Increasingly influenced by jazz, de Lucia was, by the end of the 1970s, playing in a trio with John McLaughlin and Larry Coryell, recording the live Castro Marin in 1979, and he went on to work with McLaughlin and Al Di Meola (see page lib) in the early 1980s.
The album Solo Quiero Caminar (1981) features a sextet consisting of three guitars, bass, percussion, a flautist/saxophonist, and brother Pepe on vocals. The tight, driving title track is a tango starting with an attractiveguitar figure and featuring close interplay with the electric bass. Paco's guitar melds rhythmically with the band and he plays fast linear solos.

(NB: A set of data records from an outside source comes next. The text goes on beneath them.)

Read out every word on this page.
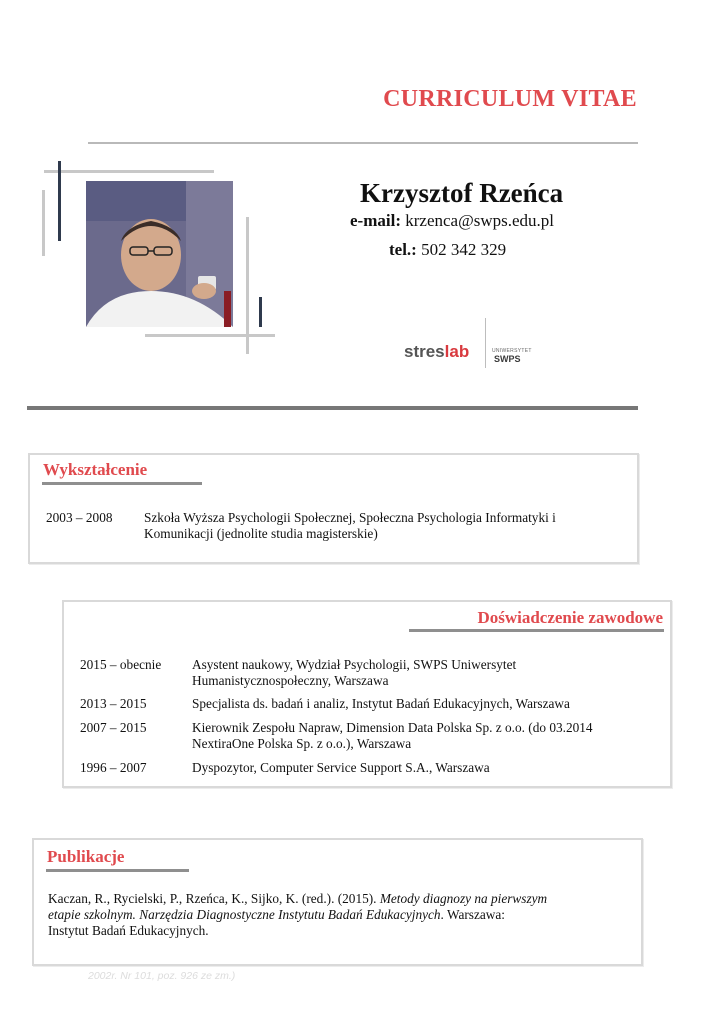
CURRICULUM VITAE
Krzysztof Rzeńca
e-mail: krzenca@swps.edu.pl
tel.: 502 342 329
streslab	UNIWERSYTET
SWPS
Wykształcenie
2003 – 2008 Szkoła Wyższa Psychologii Społecznej, Społeczna Psychologia Informatyki i
Komunikacji (jednolite studia magisterskie)
Doświadczenie zawodowe
2015 – obecnie Asystent naukowy, Wydział Psychologii, SWPS Uniwersytet
Humanistycznospołeczny, Warszawa
2013 – 2015	Specjalista ds. badań i analiz, Instytut Badań Edukacyjnych, Warszawa
2007 – 2015	Kierownik Zespołu Napraw, Dimension Data Polska Sp. z o.o. (do 03.2014
NextiraOne Polska Sp. z o.o.), Warszawa
1996 – 2007	Dyspozytor, Computer Service Support S.A., Warszawa
2002r. Nr 101, poz. 926 ze zm.)
Publikacje
Kaczan, R., Rycielski, P., Rzeńca, K., Sijko, K. (red.). (2015). Metody diagnozy na pierwszym
etapie szkolnym. Narzędzia Diagnostyczne Instytutu Badań Edukacyjnych. Warszawa:
Instytut Badań Edukacyjnych.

Among subsequent highlights are "La Barrosa" (1987), full of effortless delicacy with cascading phrases, bright strumming and inspired improvisation, and "Tio Sabas" (1990), a heartfelt and introspective taranta. The haunting beauty of this homage to Sabicas, with its beautiful swirling effects, 'ud influences and Arabic flavor, is marked by incandescent inventions that surge out of a contemplative stillness. In 1991, Paco memorized and recorded Rodrigo's Concierto de Aranjuez, which he plays with a flamenco feeling and a bright clarity that gives the work capricious edge.
He worked with Jose-Manuel Canizares and Jose Maria Banderas on the album. He has continued to develop and seek out new horizons, playing a modernistic form of flamenco on the Guitar Trio (1996), working in a guitar trio with previous colleagues John McLaughlin and Al Di Meola.